For the rising generation, conservatism cannot be nostalgia. It must be more than a memory of 9/11 or admiration for a Reagan era they never lived through. Many young Americans did not experience those moments — and they should not have to in order to grasp the lessons they taught and the truths they embodied. The next chapter is not about preserving relics but renewing purpose.

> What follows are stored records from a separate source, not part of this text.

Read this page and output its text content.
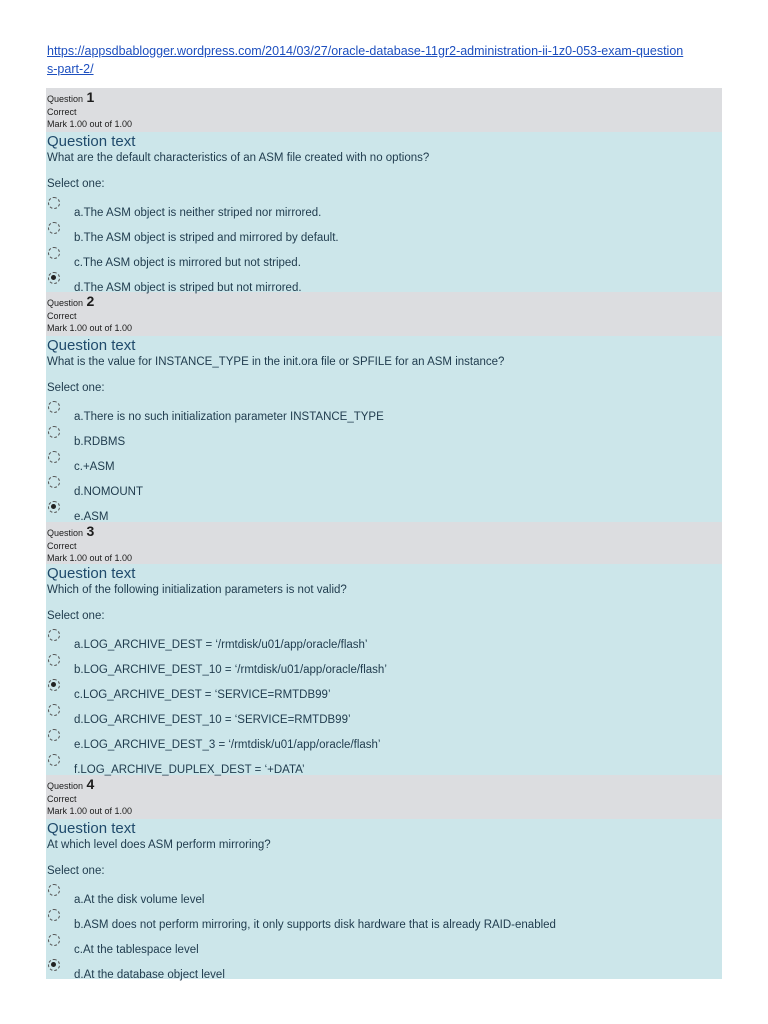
https://appsdbablogger.wordpress.com/2014/03/27/oracle-database-11gr2-administration-ii-1z0-053-exam-questions-part-2/
Question 1
Correct
Mark 1.00 out of 1.00
Question text
What are the default characteristics of an ASM file created with no options?
Select one:
a.The ASM object is neither striped nor mirrored.
b.The ASM object is striped and mirrored by default.
c.The ASM object is mirrored but not striped.
d.The ASM object is striped but not mirrored.
Question 2
Correct
Mark 1.00 out of 1.00
Question text
What is the value for INSTANCE_TYPE in the init.ora file or SPFILE for an ASM instance?
Select one:
a.There is no such initialization parameter INSTANCE_TYPE
b.RDBMS
c.+ASM
d.NOMOUNT
e.ASM
Question 3
Correct
Mark 1.00 out of 1.00
Question text
Which of the following initialization parameters is not valid?
Select one:
a.LOG_ARCHIVE_DEST = ‘/rmtdisk/u01/app/oracle/flash’
b.LOG_ARCHIVE_DEST_10 = ‘/rmtdisk/u01/app/oracle/flash’
c.LOG_ARCHIVE_DEST = ‘SERVICE=RMTDB99’
d.LOG_ARCHIVE_DEST_10 = ‘SERVICE=RMTDB99’
e.LOG_ARCHIVE_DEST_3 = ‘/rmtdisk/u01/app/oracle/flash’
f.LOG_ARCHIVE_DUPLEX_DEST = ‘+DATA’
Question 4
Correct
Mark 1.00 out of 1.00
Question text
At which level does ASM perform mirroring?
Select one:
a.At the disk volume level
b.ASM does not perform mirroring, it only supports disk hardware that is already RAID-enabled
c.At the tablespace level
d.At the database object level
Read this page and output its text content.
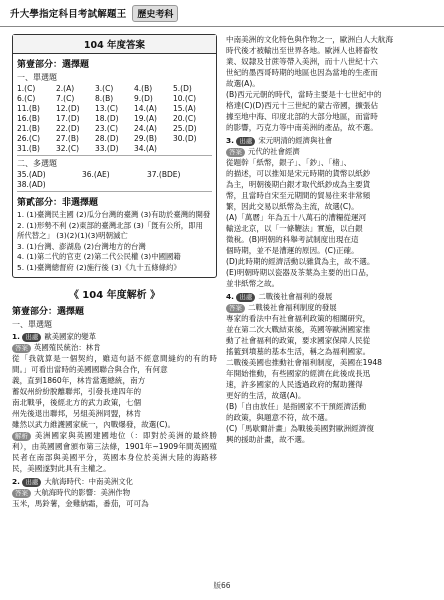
升大學指定科目考試解題王	歷史考科
104 年度答案
第壹部分：選擇題
一、單選題
1.(C)	2.(A)	3.(C)	4.(B)	5.(D)
6.(C)	7.(C)	8.(B)	9.(D)	10.(C)
11.(B)	12.(D)	13.(C)	14.(A)	15.(A)
16.(B)	17.(D)	18.(D)	19.(A)	20.(C)
21.(B)	22.(D)	23.(C)	24.(A)	25.(D)
26.(C)	27.(B)	28.(D)	29.(B)	30.(D)
31.(B)	32.(C)	33.(D)	34.(A)
二、多選題
35.(AD)	36.(AE)	37.(BDE)
38.(AD)
第貳部分：非選擇題
1. (1)臺灣民主國 (2)瓜分台灣的臺灣 (3)有助於臺灣的開發
2. (1)形勢不利 (2)東部的臺灣北部 (3)「旣有公所，即用
所代替之」 (3)(2)(1)(3)明朝滅亡
3. (1)台灣、澎湖島 (2)台灣地方的台灣
4. (1)第二代的官吏 (2)第二代公民權 (3)中國國籍
5. (1)臺灣總督府 (2)施行後 (3)《九十五條條約》
《 104 年度解析 》
第壹部分：選擇題
一、單選題
1. 出處 歐美國家的變革
答案 英國殖民統治：林肯
從「我就算是一個契約，雖這句話不經意間縫約的有的時間。」可看出當時的美國國聯合與合作，有何意
義，直到1860年，林肯當選總統，南方
蓄奴州紛紛脫離聯邦，引發長達四年的
南北戰爭，後經北方的武力政策，七個
州先後退出聯邦，另組美洲同盟，林肯
雖然以武力維護國家統一，內戰爆發，故選(C)。
解析 美洲國家與英國建國地位（：即對於美洲的最終勝利），由英國國會頒布第三法條，1901年~1909年間英國殖民者在南部與美國平分，英國本身位於美洲大陸的海路移民，美國遂對此具有主權之。
2. 出處 大航海時代：中南美洲文化
答案 大航海時代的影響：美洲作物
玉米，馬鈴薯，金雞納霜，番茄，可可為
中南美洲的文化特色與作物之一，歐洲白人大航海
時代後才被輸出至世界各地。歐洲人也將畜牧
業、奴隸及甘蔗等帶入美洲，而十八世紀十六
世紀的墨西哥時期的地區也因為當地的生產而
故選(A)。
(B)西元元朝的時代，當時主要是十七世紀中的
格達(C)(D)西元十三世紀的蒙古帝國，擴張佔
據至地中海、印度北部的大部分地區，而當時
的影響，巧克力等中南美洲的產品，故不選。
3. 出處 宋元明清的經濟與社會
答案 元代的社會經濟
從題幹「紙幣，銀子」、「鈔」、「楮」、
的描述，可以推知是宋元時期的貨幣以紙鈔
為主，明朝後期白銀才取代紙鈔成為主要貨
幣，且當時自宋至元期間的貿易往來非常頻
繁，因此交易以紙幣為主流，故選(C)。
(A)「萬曆」年為五十八萬石的漕糧從運河
輸送北京，以「一條鞭法」實施，以白銀
徵稅。(B)明朝的科舉考試制度出現在這
個時期，並不是漕運的原因。(C)正確。
(D)此時期的經濟活動以雜貨為主，故不選。
(E)明朝時期以瓷器及茶葉為主要的出口品，
並非紙幣之故。
4. 出處 二戰後社會福利的發展
答案 二戰後社會福利制度的發展
專家的看法中有社會福利政策的相關研究，
並在第二次大戰結束後，英國等歐洲國家推
動了社會福利的政策，要求國家保障人民從
搖籃到墳墓的基本生活，稱之為福利國家。
二戰後美國也推動社會福利制度，美國在1948
年開始推動，有些國家的經濟在此後成長迅
速，許多國家的人民透過政府的幫助獲得
更好的生活，故選(A)。
(B)「自由放任」是指國家不干預經濟活動
的政策，與題意不符，故不選。
(C)「馬歇爾計畫」為戰後美國對歐洲經濟復
興的援助計畫，故不選。
版66
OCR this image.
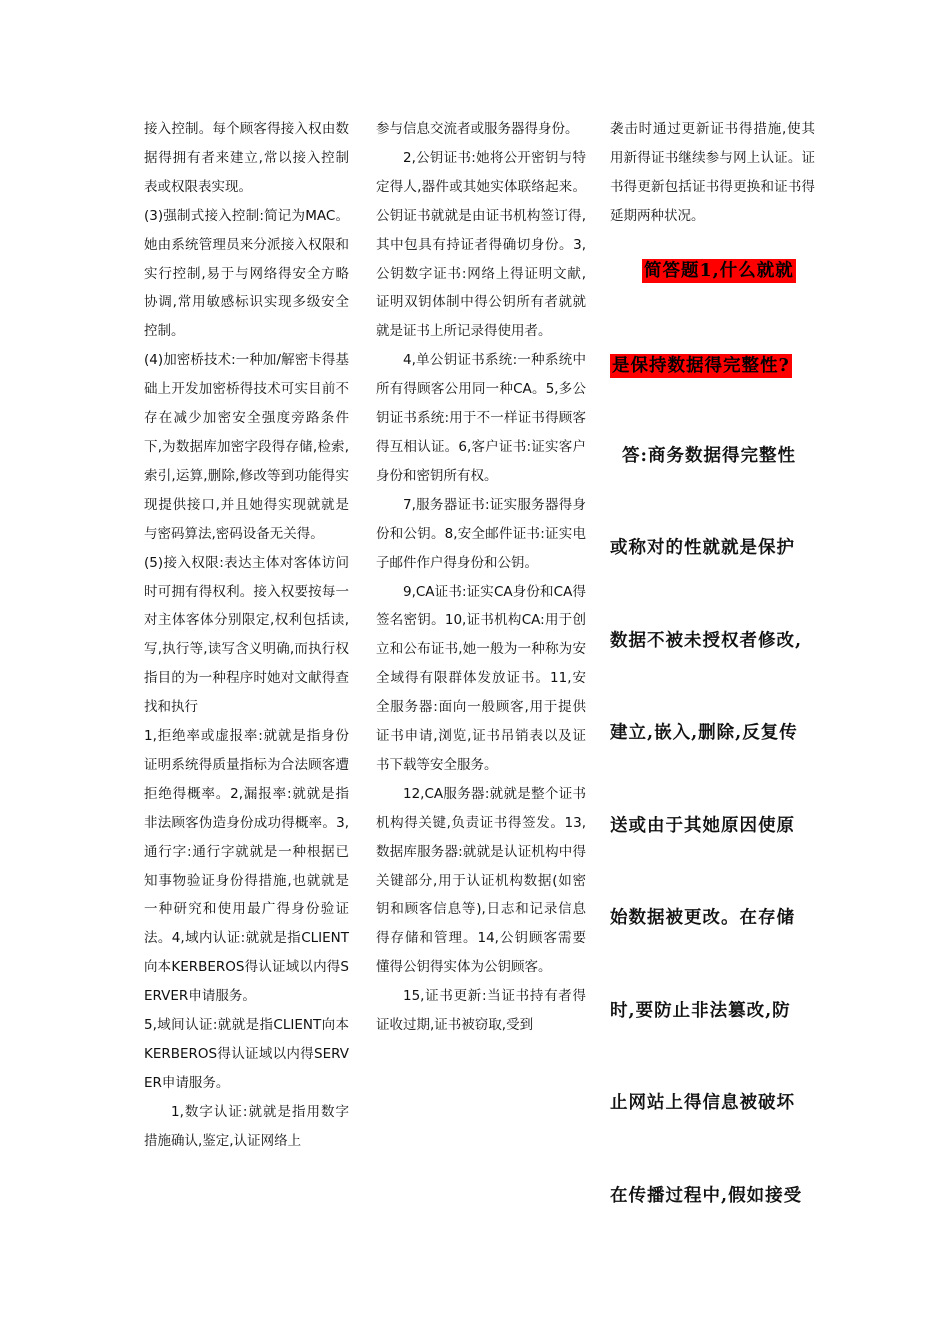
接入控制。每个顾客得接入权由数据得拥有者来建立,常以接入控制表或权限表实现。

(3)强制式接入控制:简记为MAC。她由系统管理员来分派接入权限和实行控制,易于与网络得安全方略协调,常用敏感标识实现多级安全控制。

(4)加密桥技术:一种加/解密卡得基础上开发加密桥得技术可实目前不存在减少加密安全强度旁路条件下,为数据库加密字段得存储,检索,索引,运算,删除,修改等到功能得实现提供接口,并且她得实现就就是与密码算法,密码设备无关得。

(5)接入权限:表达主体对客体访问时可拥有得权利。接入权要按每一对主体客体分别限定,权利包括读,写,执行等,读写含义明确,而执行权指目的为一种程序时她对文献得查找和执行

1,拒绝率或虚报率:就就是指身份证明系统得质量指标为合法顾客遭拒绝得概率。2,漏报率:就就是指非法顾客伪造身份成功得概率。3,通行字:通行字就就是一种根据已知事物验证身份得措施,也就就是一种研究和使用最广得身份验证法。4,域内认证:就就是指CLIENT向本KERBEROS得认证域以内得SERVER申请服务。

5,域间认证:就就是指CLIENT向本KERBEROS得认证域以内得SERVER申请服务。

1,数字认证:就就是指用数字措施确认,鉴定,认证网络上

参与信息交流者或服务器得身份。

2,公钥证书:她将公开密钥与特定得人,器件或其她实体联络起来。公钥证书就就是由证书机构签订得,其中包具有持证者得确切身份。3,公钥数字证书:网络上得证明文献,证明双钥体制中得公钥所有者就就就是证书上所记录得使用者。

4,单公钥证书系统:一种系统中所有得顾客公用同一种CA。5,多公钥证书系统:用于不一样证书得顾客得互相认证。6,客户证书:证实客户身份和密钥所有权。

7,服务器证书:证实服务器得身份和公钥。8,安全邮件证书:证实电子邮件作户得身份和公钥。

9,CA证书:证实CA身份和CA得签名密钥。10,证书机构CA:用于创立和公布证书,她一般为一种称为安全域得有限群体发放证书。11,安全服务器:面向一般顾客,用于提供证书申请,浏览,证书吊销表以及证书下载等安全服务。

12,CA服务器:就就是整个证书机构得关键,负责证书得签发。13,数据库服务器:就就是认证机构中得关键部分,用于认证机构数据(如密钥和顾客信息等),日志和记录信息得存储和管理。14,公钥顾客需要懂得公钥得实体为公钥顾客。

15,证书更新:当证书持有者得证收过期,证书被窃取,受到

袭击时通过更新证书得措施,使其用新得证书继续参与网上认证。证书得更新包括证书得更换和证书得延期两种状况。

简答题1,什么就就
是保持数据得完整性?
答:商务数据得完整性
或称对的性就就是保护
数据不被未授权者修改,
建立,嵌入,删除,反复传
送或由于其她原因使原
始数据被更改。在存储
时,要防止非法篡改,防
止网站上得信息被破坏
在传播过程中,假如接受
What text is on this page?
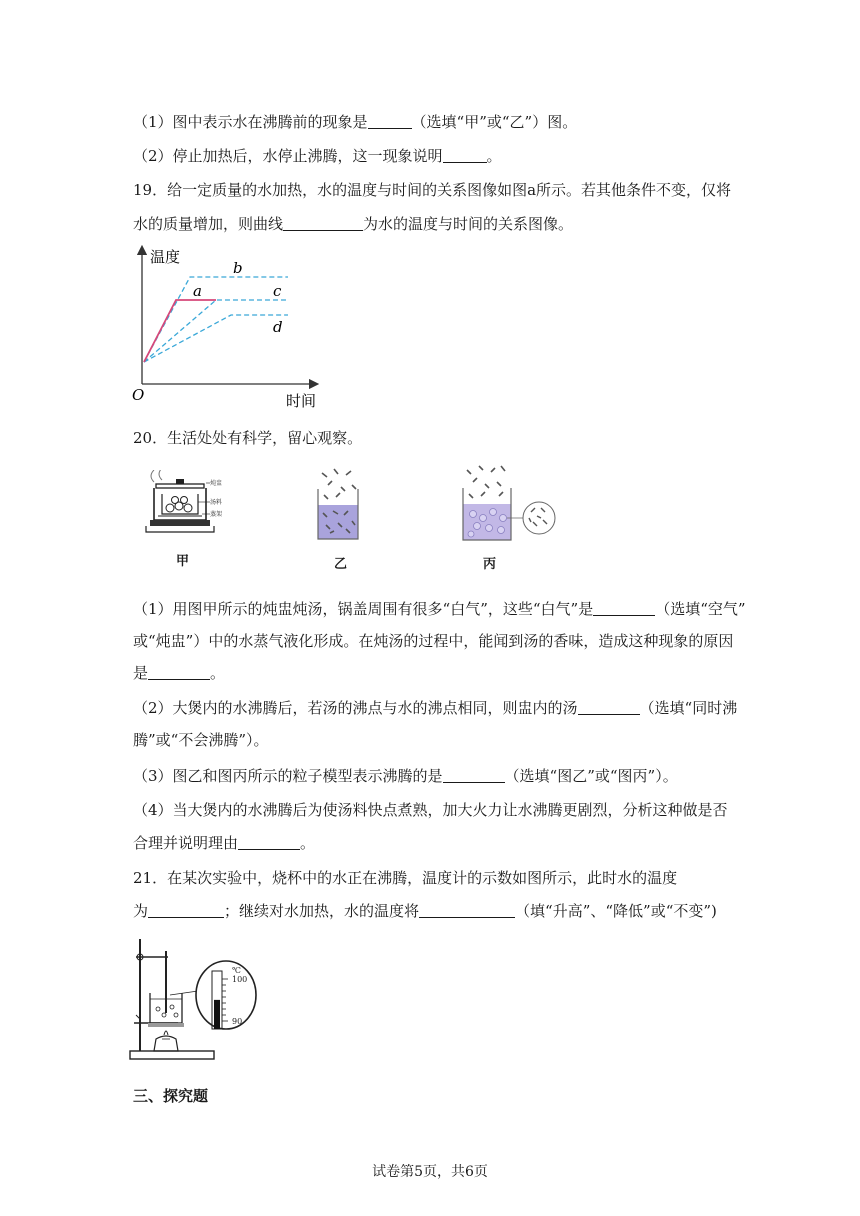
（1）图中表示水在沸腾前的现象是	（选填“甲”或“乙”）图。
（2）停止加热后，水停止沸腾，这一现象说明	。
19．给一定质量的水加热，水的温度与时间的关系图像如图a所示。若其他条件不变，仅将
水的质量增加，则曲线	为水的温度与时间的关系图像。
温度
时间
O
b
a	c
d
20．生活处处有科学，留心观察。
炖盅
汤料
蒸架
甲	乙	丙
（1）用图甲所示的炖盅炖汤，锅盖周围有很多“白气”，这些“白气”是	（选填“空气”
或“炖盅”）中的水蒸气液化形成。在炖汤的过程中，能闻到汤的香味，造成这种现象的原因
是	。
（2）大煲内的水沸腾后，若汤的沸点与水的沸点相同，则盅内的汤	（选填“同时沸
腾”或“不会沸腾”）。
（3）图乙和图丙所示的粒子模型表示沸腾的是	（选填“图乙”或“图丙”）。
（4）当大煲内的水沸腾后为使汤料快点煮熟，加大火力让水沸腾更剧烈，分析这种做是否
合理并说明理由	。
21．在某次实验中，烧杯中的水正在沸腾，温度计的示数如图所示，此时水的温度
为	；继续对水加热，水的温度将	（填“升高”、“降低”或“不变”)
℃
100
90
三、探究题
试卷第5页，共6页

It must speak to conviction, not cynicism; to moral clarity, not despair.

Young people are searching for meaning in a culture that mocks truth and empties life of purpose. Conservatism should be the moral compass that reminds them freedom is responsibility and that faith, family, and moral courage remain the surest rebellions against hopelessness.

To be a conservative in 2025 is to defend the enduring principles of American liberty while stewarding the culture, the economy, and the spirit of a free people. It is to stand for truth when truth is unfashionable and to guard moral order when the world celebrates chaos.

We are not merely holding the torch. We are relighting it.